Oh, this is K8 BKDG, thus pretty old. For AMD docs, you could use
developer.amd.com, and more specifically
http://developer.amd.com/documentation/Pages/default.aspx
So if we look at the F10h manual:
http://support.amd.com/us/Processor_TechDocs/31116.pdf
there's this section "2.12.1.2.1 Machine Check Error Logging and
Reporting" on p. 167 which explains all the modalities around switching
MCE on/off.
And if you clear CR4.MCE, the machine would shutdown on a fatal MCE as
an additional precation when running software which doesn't support
MCE (fully) but you still don't want to corrupt your data: "If error
reporting is enabled but CR4.MCE is disabled, a reportable error will
cause the system to enter shutdown."
Thus clearing the MCi_CTL_MASK bit should help you.
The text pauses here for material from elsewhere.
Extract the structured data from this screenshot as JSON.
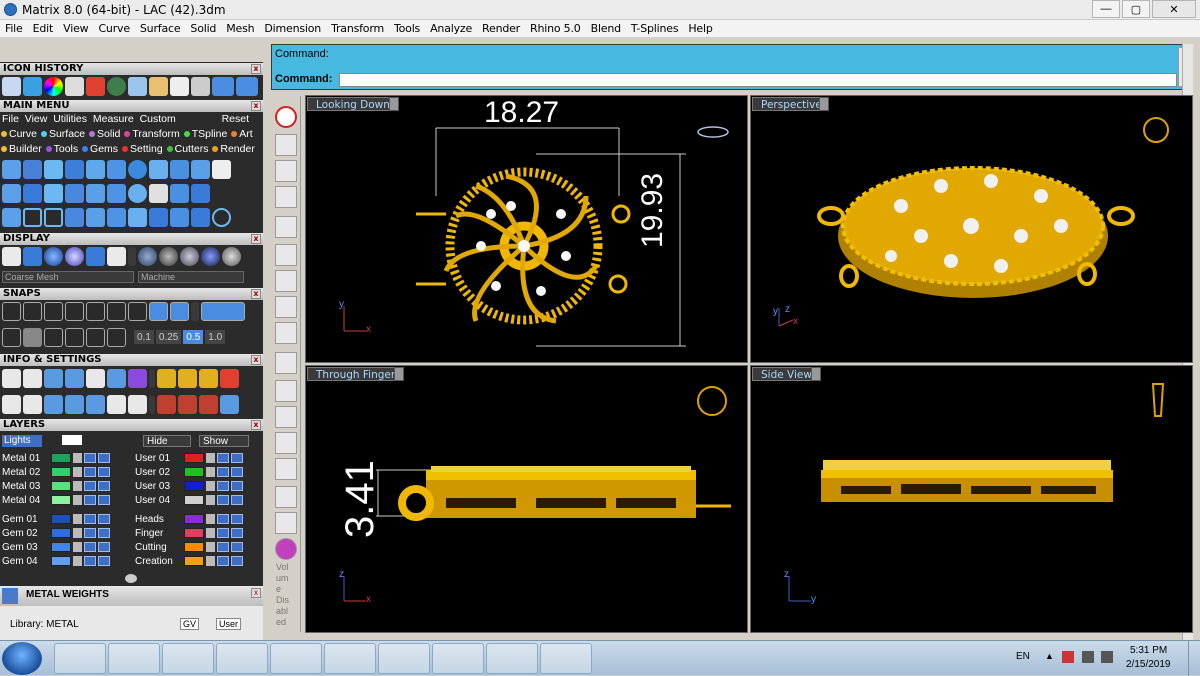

So, in any case we may not be able to disable machine-check
exceptions
(MCEs) only within the context of kexec'ed kernel. Let me know if I've
missed something here.
I'm not sure it is advisable to completely disable MCA for the whole
duration of the image dumping, especially on a system which has already
booted into the second kernel due to an MCE.
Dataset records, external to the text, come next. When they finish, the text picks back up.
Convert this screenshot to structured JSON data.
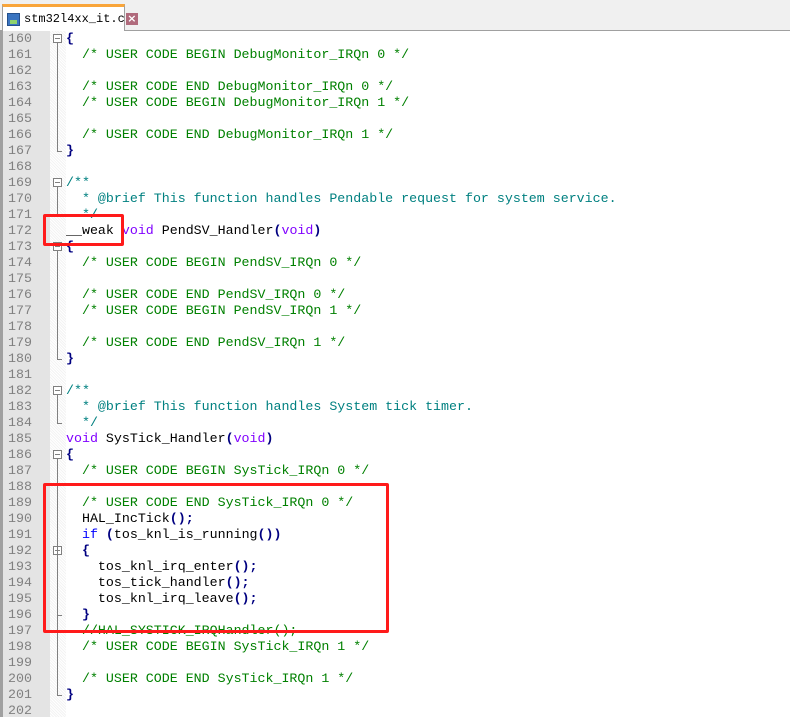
{
  "tab": {
    "title": "stm32l4xx_it.c",
    "icon": "save-icon",
    "close_icon": "close-icon"
  },
  "colors": {
    "comment": "#008000",
    "doc_comment": "#008080",
    "keyword": "#0000ff",
    "type": "#8000ff",
    "operator": "#000080",
    "highlight_box": "#ff1a1a",
    "tab_accent": "#f9a53a"
  },
  "lines": [
    {
      "n": "160",
      "fold": "open",
      "s": [
        [
          "o",
          "{"
        ]
      ]
    },
    {
      "n": "161",
      "s": [
        [
          "p",
          "  "
        ],
        [
          "c",
          "/* USER CODE BEGIN DebugMonitor_IRQn 0 */"
        ]
      ]
    },
    {
      "n": "162",
      "s": []
    },
    {
      "n": "163",
      "s": [
        [
          "p",
          "  "
        ],
        [
          "c",
          "/* USER CODE END DebugMonitor_IRQn 0 */"
        ]
      ]
    },
    {
      "n": "164",
      "s": [
        [
          "p",
          "  "
        ],
        [
          "c",
          "/* USER CODE BEGIN DebugMonitor_IRQn 1 */"
        ]
      ]
    },
    {
      "n": "165",
      "s": []
    },
    {
      "n": "166",
      "s": [
        [
          "p",
          "  "
        ],
        [
          "c",
          "/* USER CODE END DebugMonitor_IRQn 1 */"
        ]
      ]
    },
    {
      "n": "167",
      "fold": "end",
      "s": [
        [
          "o",
          "}"
        ]
      ]
    },
    {
      "n": "168",
      "s": []
    },
    {
      "n": "169",
      "fold": "open",
      "s": [
        [
          "d",
          "/**"
        ]
      ]
    },
    {
      "n": "170",
      "s": [
        [
          "d",
          "  * @brief This function handles Pendable request for system service."
        ]
      ]
    },
    {
      "n": "171",
      "fold": "end",
      "s": [
        [
          "d",
          "  */"
        ]
      ]
    },
    {
      "n": "172",
      "s": [
        [
          "p",
          "__weak "
        ],
        [
          "t",
          "void"
        ],
        [
          "p",
          " PendSV_Handler"
        ],
        [
          "o",
          "("
        ],
        [
          "t",
          "void"
        ],
        [
          "o",
          ")"
        ]
      ]
    },
    {
      "n": "173",
      "fold": "open",
      "s": [
        [
          "o",
          "{"
        ]
      ]
    },
    {
      "n": "174",
      "s": [
        [
          "p",
          "  "
        ],
        [
          "c",
          "/* USER CODE BEGIN PendSV_IRQn 0 */"
        ]
      ]
    },
    {
      "n": "175",
      "s": []
    },
    {
      "n": "176",
      "s": [
        [
          "p",
          "  "
        ],
        [
          "c",
          "/* USER CODE END PendSV_IRQn 0 */"
        ]
      ]
    },
    {
      "n": "177",
      "s": [
        [
          "p",
          "  "
        ],
        [
          "c",
          "/* USER CODE BEGIN PendSV_IRQn 1 */"
        ]
      ]
    },
    {
      "n": "178",
      "s": []
    },
    {
      "n": "179",
      "s": [
        [
          "p",
          "  "
        ],
        [
          "c",
          "/* USER CODE END PendSV_IRQn 1 */"
        ]
      ]
    },
    {
      "n": "180",
      "fold": "end",
      "s": [
        [
          "o",
          "}"
        ]
      ]
    },
    {
      "n": "181",
      "s": []
    },
    {
      "n": "182",
      "fold": "open",
      "s": [
        [
          "d",
          "/**"
        ]
      ]
    },
    {
      "n": "183",
      "s": [
        [
          "d",
          "  * @brief This function handles System tick timer."
        ]
      ]
    },
    {
      "n": "184",
      "fold": "end",
      "s": [
        [
          "d",
          "  */"
        ]
      ]
    },
    {
      "n": "185",
      "s": [
        [
          "t",
          "void"
        ],
        [
          "p",
          " SysTick_Handler"
        ],
        [
          "o",
          "("
        ],
        [
          "t",
          "void"
        ],
        [
          "o",
          ")"
        ]
      ]
    },
    {
      "n": "186",
      "fold": "open",
      "s": [
        [
          "o",
          "{"
        ]
      ]
    },
    {
      "n": "187",
      "s": [
        [
          "p",
          "  "
        ],
        [
          "c",
          "/* USER CODE BEGIN SysTick_IRQn 0 */"
        ]
      ]
    },
    {
      "n": "188",
      "s": []
    },
    {
      "n": "189",
      "s": [
        [
          "p",
          "  "
        ],
        [
          "c",
          "/* USER CODE END SysTick_IRQn 0 */"
        ]
      ]
    },
    {
      "n": "190",
      "s": [
        [
          "p",
          "  HAL_IncTick"
        ],
        [
          "o",
          "();"
        ]
      ]
    },
    {
      "n": "191",
      "s": [
        [
          "p",
          "  "
        ],
        [
          "k",
          "if"
        ],
        [
          "p",
          " "
        ],
        [
          "o",
          "("
        ],
        [
          "p",
          "tos_knl_is_running"
        ],
        [
          "o",
          "())"
        ]
      ]
    },
    {
      "n": "192",
      "fold": "open",
      "s": [
        [
          "p",
          "  "
        ],
        [
          "o",
          "{"
        ]
      ]
    },
    {
      "n": "193",
      "s": [
        [
          "p",
          "    tos_knl_irq_enter"
        ],
        [
          "o",
          "();"
        ]
      ]
    },
    {
      "n": "194",
      "s": [
        [
          "p",
          "    tos_tick_handler"
        ],
        [
          "o",
          "();"
        ]
      ]
    },
    {
      "n": "195",
      "s": [
        [
          "p",
          "    tos_knl_irq_leave"
        ],
        [
          "o",
          "();"
        ]
      ]
    },
    {
      "n": "196",
      "fold": "mid",
      "s": [
        [
          "p",
          "  "
        ],
        [
          "o",
          "}"
        ]
      ]
    },
    {
      "n": "197",
      "s": [
        [
          "p",
          "  "
        ],
        [
          "c",
          "//HAL_SYSTICK_IRQHandler();"
        ]
      ]
    },
    {
      "n": "198",
      "s": [
        [
          "p",
          "  "
        ],
        [
          "c",
          "/* USER CODE BEGIN SysTick_IRQn 1 */"
        ]
      ]
    },
    {
      "n": "199",
      "s": []
    },
    {
      "n": "200",
      "s": [
        [
          "p",
          "  "
        ],
        [
          "c",
          "/* USER CODE END SysTick_IRQn 1 */"
        ]
      ]
    },
    {
      "n": "201",
      "fold": "end",
      "s": [
        [
          "o",
          "}"
        ]
      ]
    },
    {
      "n": "202",
      "s": []
    }
  ]
}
> But, regardless, according to Vivek, the
"makedumpfile" tool should be
> able to jump over poisoned pages and you don't need all the hoopla above
> at all, right?
>
In short, the answer is yes. We could add a new string, say
"CRASH_REASON=PANIC_MCE" to VMCOREINFO elf-note which can be parsed by
'makedumpfile' and get away without adding the new NT_NOCOREDUMP
elf-note. Parsing through the log_buf to lookout for panic string from
inside 'makedumpfile' appears to be a clumsy solution though.
Why, 'makedumpfile' reportedly supports some dmesg parsing already -
why would you need additional functionality when it can be done with
in-house means already. Maybe Vivek should comment on whether this makes
sense but I'm basically reiterating what he said.
i) Scenario1: System crashes because of a fatal MCE
Proposed Solution: Add a new string in the VMCOREINFO elf-note from
within the MCE panic path to indicate cause of crash. 'makedumpfile'
recognises this string to collect a slimdump instead of the normal dump.
see above.
ii) Scenario2: System with PG_hwpoison (or landmine!) pages crashes
because
of a software bug. In this case, kexec kernel would normally reboot because
of reading the PG_poison page. I'll soon get a new version of the patchset
implementing this.
Solution: Maintain a linked list of PFNs when the corresponding 'struct page'
has been marked PG_hwpoison. We could export/put this list to use in
quite a few ways.
Let me stop you right there: again, according to Vivek:
http://marc.info/?l=kexec&m=131805679405076&w=2
makedumpfile can iterate over the struct page arrays and skip over
PG_hwpoison pages. I think this should be enough of functionality....
--
Regards/Gruss,
Boris.